A comment on #1, #2 - in this application, I'm not sure you care what
the sidelobes of the analysis window are, in the frequency domain - that
is, why not use a rectangular window (a standard sin/cos table)? If you
were doing spectral analysis, then there's some benefit in a windowed
approach, to reduce the -13dBc side lobes, or to reduce the "scalloping
loss" if the signal isn't in the middle of the "channel". Also, I
don't know that there's any benefit from a reduced filter order (i.e.
sliding and integrating a smaller filter, rather than just taking all
the samples as a block).
Here, though, you have a single tone you are looking for, and what you
would want to do is optimize the SNR of that single tone measurement. So
what you would want to look at from a windowing/filtering standpoint is
whether using something other than a rectangular window reduces the
noise (i.e. the power from frequencies other than the center of the
band). (the Equivalent Noise Bandwidth, as it were) Looking over the
table in Harris, all the windows have wider ENBW than rectangular, which
means the SNR of a measurement of a tone at the center would have
*lower* SNR using the window than just a straight out rectangular window.
This is an interesting question for implementation - Some of the
theoretical papers one would normally look to (Fred Harris, IEEE
Proceedings Jan 1978, "On the Use of Windows for Harmonic Analyiss with
the Discrete Fourier Transform" - sort of the original window bible) are
cast in the framework of infinite precision. Here, through, one has a
quantized signal (so the noise is a combination of analog circuit noise
and quantization noise) and the math is fixed precision, so you have an
interesting tradeoff in terms of filter coefficients (the sin/cos table
in the NanoVNA is basically a FIR filter with 48 taps).
And, of course, implementation complexity (time it takes to code and
test it, size of the code, runtime).
For what it's worth, there is quite a literature of "optimal estimators"

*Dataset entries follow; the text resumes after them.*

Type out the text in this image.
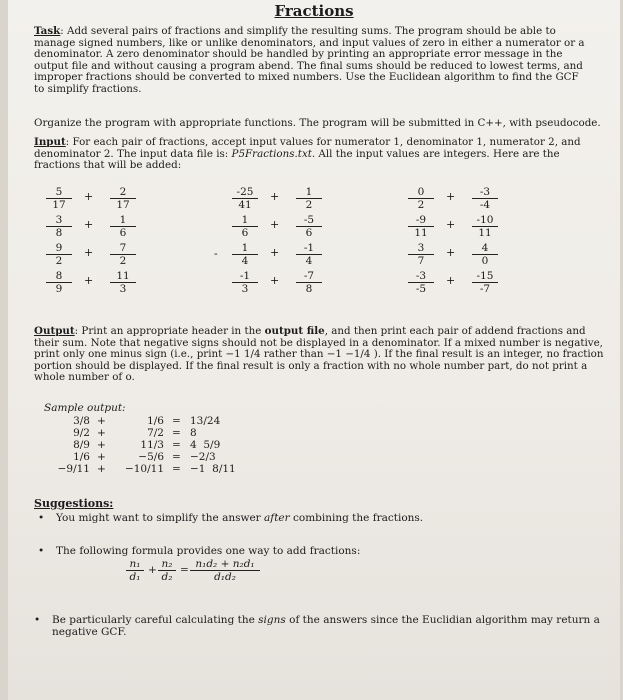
Fractions

Task: Add several pairs of fractions and simplify the resulting sums. The program should be able to manage signed numbers, like or unlike denominators, and input values of zero in either a numerator or a denominator. A zero denominator should be handled by printing an appropriate error message in the output file and without causing a program abend. The final sums should be reduced to lowest terms, and improper fractions should be converted to mixed numbers. Use the Euclidean algorithm to find the GCF to simplify fractions.

Organize the program with appropriate functions. The program will be submitted in C++, with pseudocode.

Input: For each pair of fractions, accept input values for numerator 1, denominator 1, numerator 2, and denominator 2. The input data file is: P5Fractions.txt. All the input values are integers. Here are the fractions that will be added:

$\frac{5}{17} + \frac{2}{17}$
$\frac{3}{8} + \frac{1}{6}$
$\frac{9}{2} + \frac{7}{2}$
$\frac{8}{9} + \frac{11}{3}$
$\frac{-25}{41} + \frac{1}{2}$
$\frac{1}{6} + \frac{-5}{6}$
- $\frac{1}{4} + \frac{-1}{4}$
$\frac{-1}{3} + \frac{-7}{8}$
$\frac{0}{2} + \frac{-3}{-4}$
$\frac{-9}{11} + \frac{-10}{11}$
$\frac{3}{7} + \frac{4}{0}$
$\frac{-3}{-5} + \frac{-15}{-7}$

Output: Print an appropriate header in the output file, and then print each pair of addend fractions and their sum. Note that negative signs should not be displayed in a denominator. If a mixed number is negative, print only one minus sign (i.e., print −1 1/4 rather than −1 −1/4 ). If the final result is an integer, no fraction portion should be displayed. If the final result is only a fraction with no whole number part, do not print a whole number of o.

Sample output:
3/8 +	1/6 = 13/24
9/2 +	7/2 = 8
8/9 +	11/3 = 4  5/9
1/6 +	−5/6 = −2/3
−9/11 +	−10/11 = −1  8/11
Suggestions:
• You might want to simplify the answer after combining the fractions.
• The following formula provides one way to add fractions:
$\frac{\text{n₁}}{\text{d₁}} + \frac{\text{n₂}}{\text{d₂}} = \frac{\text{n₁d₂ + n₂d₁}}{\text{d₁d₂}}$
• Be particularly careful calculating the signs of the answers since the Euclidian algorithm may return a negative GCF.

for finding the amplitude and phase of a sampled sinusoid with a known
frequency - for instance, you can do a least squares fit. My
recollection is that none of them are *significantly* better than just
multiplying by sin/cos and integrating - after all, that *is* the
matched filter for the input. And in something like the NanoVNA "simple
code" is probably an overall win.